Considering that TFA was an Abrams contribution, and the universally-despised RoS is also an Abrams contribution - could even a hypothetically perfect TLJ have rescued the trilogy beyond even Abrams' ability to screw up in the third act? I doubt it.

But I think that if your contention is that TLJ is to blame because it didn't radically swerve course and reinvent the whole ST

What are you talking about, there was hardly any ST to reinvent. Just tell a normal story and do it well, stop trying to be original and "subversive".

I brought up manga and anime because the Japanese got so good at getting people emotionally invested into characters and showing their development through a series of flashy fights, it's like they got it down to a science. Yeah, yeah, pseudointellectuals will complain about how derivative it all is and has nothing that deep to say, and I will remind them that we're talking about Star Wars. We're aiming for a not-that-deep but fun adventure that everyone can enjoy watching.

The whole problem with TLJ is that it did try to swerve course... onto wall. With what it did there was no way for part 3 to be anything other than a disaster, which was not the case after TFA.

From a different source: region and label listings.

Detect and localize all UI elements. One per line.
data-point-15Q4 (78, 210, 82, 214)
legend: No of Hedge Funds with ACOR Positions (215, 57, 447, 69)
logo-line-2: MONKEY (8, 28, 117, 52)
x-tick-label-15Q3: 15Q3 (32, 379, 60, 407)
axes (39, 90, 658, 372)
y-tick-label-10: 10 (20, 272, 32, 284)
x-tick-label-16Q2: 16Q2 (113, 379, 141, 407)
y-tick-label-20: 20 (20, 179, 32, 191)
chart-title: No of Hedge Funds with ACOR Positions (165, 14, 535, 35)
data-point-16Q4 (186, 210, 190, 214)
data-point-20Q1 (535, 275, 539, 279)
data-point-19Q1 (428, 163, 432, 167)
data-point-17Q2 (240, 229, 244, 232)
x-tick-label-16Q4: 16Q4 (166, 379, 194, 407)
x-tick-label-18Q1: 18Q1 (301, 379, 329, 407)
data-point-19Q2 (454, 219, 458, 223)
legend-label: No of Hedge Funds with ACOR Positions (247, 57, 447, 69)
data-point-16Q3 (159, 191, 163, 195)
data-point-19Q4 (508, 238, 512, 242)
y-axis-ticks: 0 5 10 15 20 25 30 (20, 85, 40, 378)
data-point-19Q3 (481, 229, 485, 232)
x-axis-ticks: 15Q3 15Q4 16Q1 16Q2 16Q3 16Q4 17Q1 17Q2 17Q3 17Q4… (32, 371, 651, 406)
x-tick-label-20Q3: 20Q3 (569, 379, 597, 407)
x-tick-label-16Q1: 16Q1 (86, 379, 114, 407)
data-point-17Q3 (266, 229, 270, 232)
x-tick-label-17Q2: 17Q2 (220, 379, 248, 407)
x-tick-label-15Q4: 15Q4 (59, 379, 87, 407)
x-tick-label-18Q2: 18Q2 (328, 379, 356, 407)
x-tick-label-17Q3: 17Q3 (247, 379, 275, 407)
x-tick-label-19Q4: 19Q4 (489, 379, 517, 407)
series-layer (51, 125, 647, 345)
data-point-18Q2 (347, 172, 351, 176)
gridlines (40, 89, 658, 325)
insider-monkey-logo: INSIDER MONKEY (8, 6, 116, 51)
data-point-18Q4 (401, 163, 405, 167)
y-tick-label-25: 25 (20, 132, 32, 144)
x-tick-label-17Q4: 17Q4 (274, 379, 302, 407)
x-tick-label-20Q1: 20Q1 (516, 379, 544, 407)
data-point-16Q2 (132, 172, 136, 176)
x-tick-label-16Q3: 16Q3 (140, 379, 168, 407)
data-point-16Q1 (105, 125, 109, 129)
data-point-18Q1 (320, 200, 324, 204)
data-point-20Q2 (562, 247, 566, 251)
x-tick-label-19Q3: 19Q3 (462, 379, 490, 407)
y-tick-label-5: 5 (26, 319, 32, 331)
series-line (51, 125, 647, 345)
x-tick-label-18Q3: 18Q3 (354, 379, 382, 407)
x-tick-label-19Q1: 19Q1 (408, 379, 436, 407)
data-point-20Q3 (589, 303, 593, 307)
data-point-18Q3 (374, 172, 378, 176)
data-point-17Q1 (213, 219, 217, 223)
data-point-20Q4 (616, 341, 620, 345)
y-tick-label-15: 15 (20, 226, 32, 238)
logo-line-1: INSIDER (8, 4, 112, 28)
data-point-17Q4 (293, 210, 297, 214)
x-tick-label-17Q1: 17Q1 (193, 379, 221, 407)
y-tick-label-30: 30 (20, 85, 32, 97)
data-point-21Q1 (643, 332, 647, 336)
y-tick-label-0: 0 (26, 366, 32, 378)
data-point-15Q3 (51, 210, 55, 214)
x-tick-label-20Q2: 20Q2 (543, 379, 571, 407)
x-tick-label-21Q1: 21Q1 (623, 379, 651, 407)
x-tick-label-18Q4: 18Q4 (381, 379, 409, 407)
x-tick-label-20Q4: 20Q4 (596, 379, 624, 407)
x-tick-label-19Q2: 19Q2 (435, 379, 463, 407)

Considering that TFA was an Abrams contribution, and the universally-despised RoS is also an Abrams contribution - could even a hypothetically perfect TLJ have rescued the trilogy beyond even Abrams' ability to screw up in the third act? I doubt it.

There was nothing to rescue from post TFA. All the pieces are still on the board minus Han Solo, you can literally do whatever you want. After TLJ not only are Luke and Leia gone, so are the majoroty of the Republic forces, and so is Snoke. Ren was not main villain material and you don't have the time to develop him into one. What the hell were they supposed to do? I low-key hate Abrams, but it's ridiculous to put the blame on him.